Voice over Internet Protocol (VoIP) is fast expanding beyond the confines of computer-to-computer voice discussions and into the realm of wireless networks and cell-phone communications. Using a VoIP system, analog voice signals are converted into digital data packets and are then transmitted to their destination, such as a cell phone. However, the normal methods of transmitting packets of data may not be suitable for use in VoIP transmissions because of the unique requirements of a VoIP system, such as the need for a consistent orthogonality across the transmissions when scheduled in pairs in the same resource coupled with the delay constraints due to voice traffic. Without such a delay minimization, a conversation across a VoIP network may be interrupted and noticed by the user.
Additionally, as with almost everything related to networks, the capacity, or bandwidth required by VoIP transmissions becomes an issue. In general, the VoIP capacity can be seen as the maximum number of user equipments (UEs) that can be supported in a network so that no more than a specific number of users (for example 95%) are in outage with a defined packet loss limit (for example less than 2%) and a specific transmission delay limit (for example of less than 50 msec). To maximize this capacity, the area of scheduling the transmissions has seen much research.
This research has generally focused on two methods of scheduling: Persistent Scheduling (PS) and Semi-Persistent Scheduling (SPS). With persistent scheduling, a time-frequency resource for the original transmission is pre-allocated once for the entire voice burst, and this pre-allocation is generally defined by an applicable standard. Subsequent transmissions of the voice burst which might be needed if the original transmission is, for example, lost, are generally performed using a Hybrid Automatic Repeat reQuest (HARQ), which in a PS scheme is also predefined with a time-frequency resource using an applicable standard.

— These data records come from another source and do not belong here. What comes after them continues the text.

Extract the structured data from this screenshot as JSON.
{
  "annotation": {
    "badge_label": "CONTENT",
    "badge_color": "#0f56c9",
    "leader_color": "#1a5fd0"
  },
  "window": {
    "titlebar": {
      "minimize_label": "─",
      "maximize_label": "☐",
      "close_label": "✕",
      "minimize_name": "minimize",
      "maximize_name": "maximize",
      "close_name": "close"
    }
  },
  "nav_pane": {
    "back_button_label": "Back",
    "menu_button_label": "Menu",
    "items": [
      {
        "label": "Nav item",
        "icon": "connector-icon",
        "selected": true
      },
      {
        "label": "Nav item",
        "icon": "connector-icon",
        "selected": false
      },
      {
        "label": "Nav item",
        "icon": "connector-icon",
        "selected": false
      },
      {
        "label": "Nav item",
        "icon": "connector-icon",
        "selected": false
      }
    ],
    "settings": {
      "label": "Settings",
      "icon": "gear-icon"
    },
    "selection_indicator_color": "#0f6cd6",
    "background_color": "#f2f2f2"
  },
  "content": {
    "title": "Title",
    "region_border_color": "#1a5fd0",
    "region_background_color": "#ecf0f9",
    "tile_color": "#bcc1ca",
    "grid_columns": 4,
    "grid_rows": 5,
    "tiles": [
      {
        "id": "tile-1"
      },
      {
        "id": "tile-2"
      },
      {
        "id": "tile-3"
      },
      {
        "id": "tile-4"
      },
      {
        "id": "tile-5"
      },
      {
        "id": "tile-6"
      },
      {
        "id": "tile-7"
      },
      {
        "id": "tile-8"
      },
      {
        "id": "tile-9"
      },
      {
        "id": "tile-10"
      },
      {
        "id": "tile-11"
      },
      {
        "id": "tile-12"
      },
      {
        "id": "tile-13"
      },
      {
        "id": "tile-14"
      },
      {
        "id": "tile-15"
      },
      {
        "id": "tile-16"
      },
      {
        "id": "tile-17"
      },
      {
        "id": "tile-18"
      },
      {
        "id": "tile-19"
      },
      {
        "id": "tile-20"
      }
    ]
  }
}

With a SPS scheme, the original transmission generally remains predefined, similar to the PS scheme. The retransmissions, however, are generally allocated dynamically just before the retransmission. As such, while the original transmission remains persistent, the retransmissions are performed more dynamically, such that it is semi-persistent. A SPS scheme, however, while being less restrictive than the PS scheme, also requires a much greater amount of overhead than the PS scheme in order to dynamically allocate resources.
One disadvantage of the prior art is that it does not deal with capacity loss that occurs from signals that terminate early but are in a PS scheme, thereby wasting the time between the early termination of a signal and the time before the end of the time-frequency resource. Another shortcoming is that a SPS scheme along with a multiple user-multiple input multiple output (MU-MIMO) does not separate the need for single-user receivers such as, for example, maximum ratio combining (MRC) spatial schedulers, minimum mean square error (MMSE) schedulers, and interference rejection combining schedulers, for retransmission. Additionally, conventional hybrid SPS/PS solutions do not address the statistical use of MU-MIMO to resolve collisions and increase system capacity.
What is needed, then, is a method and system that overcomes these shortcomings in the prior art.